GEORGES GASTAUD – On peut contester l’idée que le maoïsme soit l’étape obligée, la « butée » historique dont doive absolument repartir le dépassement du communisme historique par lui-même. Certes, Mao a nourri une immense révolution populaire qui a rendu aux masses chinoises et à leur nation une place de sujet central de l’histoire. Certes, c’est un penseur – et un praticien ! – émérite de la contradiction dialectique et de la guerre révolutionnaire. Tout « communiste » qui ne reconnaît pas pleinement tout cela tombe inévitablement au niveau des pleureuses de l’idéologie contre-révolutionnaire. Mais le bilan historique, et donc, la force d’impulsion historique du maoïsme, y compris du maoïsme français, est plus que mitigée : la G.R.C.P. n’a semé la pagaïe en Chine et gravement endommagé pour un temps ses forces productives socialistes que pour, au final, favoriser le processus qu’elle prétendait empêcher : la résurgence victorieuse du pragmatisme thermidorien, sans parler de la piteuse alliance antisoviétique et antivietnamienne de la Chine post-maoïste avec Nixon [2], une piteuse aventure diplomatico-militaire à côté de laquelle les critiques des maoïstes à l’encontre de Khrouchtchev et de sa tentative de « coexistence pacifique » avec Kennedy paraissent rétrospectivement assez dérisoires : un peu comme une histoire de « paille » dans l’œil du voisin et de « poutre » dans ses propres mirettes… Bref, la pratique a montré que la méthode gauchiste pour combattre la « glaciation » ne vaut pas mieux finalement que la méthode (hypocrite) de Gorby et des thermidoriens conscients qui, sous prétexte de revitaliser le socialisme, ont poignardé dans le dos l’expérience issue de la Révolution d’octobre et rendu au capital l’hégémonie mondiale. Nous avons la faiblesse de croire que, sans être des panacées, les lignes de principe respectivement énoncées et peu ou prou mises en pratique par Lénine ou par Castro pour faire face sans nihilisme, sans utopisme, mais sans perdre de vue la perspective communiste, à la « glaciation » du socialisme, restent porteuses d’avenir, d’ajustement aux problématiques du temps, et de relance de l’élan révolutionnaire initial issu de la Commune, d’Octobre rouge ou du 26 juillet cubain.

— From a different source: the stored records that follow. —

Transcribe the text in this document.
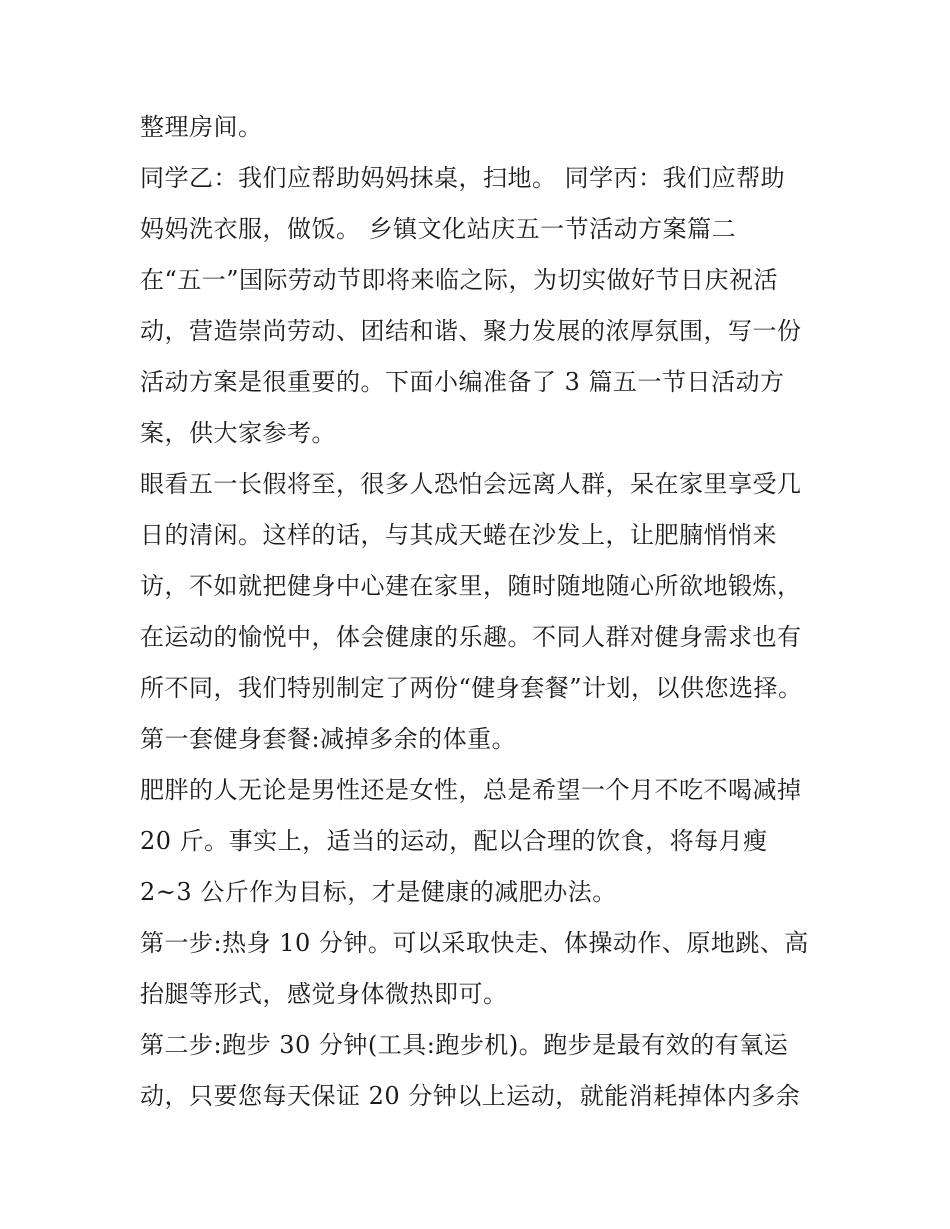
整理房间。
同学乙：我们应帮助妈妈抹桌，扫地。 同学丙：我们应帮助
妈妈洗衣服，做饭。 乡镇文化站庆五一节活动方案篇二
在“五一”国际劳动节即将来临之际，为切实做好节日庆祝活
动，营造崇尚劳动、团结和谐、聚力发展的浓厚氛围，写一份
活动方案是很重要的。下面小编准备了 3 篇五一节日活动方
案，供大家参考。
眼看五一长假将至，很多人恐怕会远离人群，呆在家里享受几
日的清闲。这样的话，与其成天蜷在沙发上，让肥腩悄悄来
访，不如就把健身中心建在家里，随时随地随心所欲地锻炼，
在运动的愉悦中，体会健康的乐趣。不同人群对健身需求也有
所不同，我们特别制定了两份“健身套餐”计划，以供您选择。
第一套健身套餐:减掉多余的体重。
肥胖的人无论是男性还是女性，总是希望一个月不吃不喝减掉
20 斤。事实上，适当的运动，配以合理的饮食，将每月瘦
2~3 公斤作为目标，才是健康的减肥办法。
第一步:热身 10 分钟。可以采取快走、体操动作、原地跳、高
抬腿等形式，感觉身体微热即可。
第二步:跑步 30 分钟(工具:跑步机)。跑步是最有效的有氧运
动，只要您每天保证 20 分钟以上运动，就能消耗掉体内多余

– Le sous-titre de votre livre – Petrograd, Shanghai – Les deux révolutions du XXe siècle – suggère qu’il n’y a eu que deux révolutions au XXe siècle. Pourquoi ne pas retenir la révolution allemande de 1918, ou la révolution espagnole de 1936 par exemple ?

GEORGES GASTAUD – Etrange question de M. D. que l’on me permettra de commenter directement. Il ne s’est donc rien passé en Tchécoslovaquie en 1948 (cette révolution socialiste conduite par un PCT socialement majoritaire n’était, comme chacun sait, qu’un « coup de Prague » !), la construction du camp socialiste européen et du premier Etat socialiste sur le sol allemand n’aura été qu’un épiphénomène, ainsi sans doute que les révolutions cubaine, vietnamienne, yougoslave, sans parler des révolutions africaines qui accompagnèrent la révolution portugaise des Œillets, et, s’agissant de l’état général de la planète après 1945, que cette révolution progressiste de l’hégémonie culturelle, que corrode la contre-révolution mondiale cristallisée par 1989/91, qui résulta de la victoire soviétique sur la phalange de choc de l’impérialisme mondial (l’hitlérisme).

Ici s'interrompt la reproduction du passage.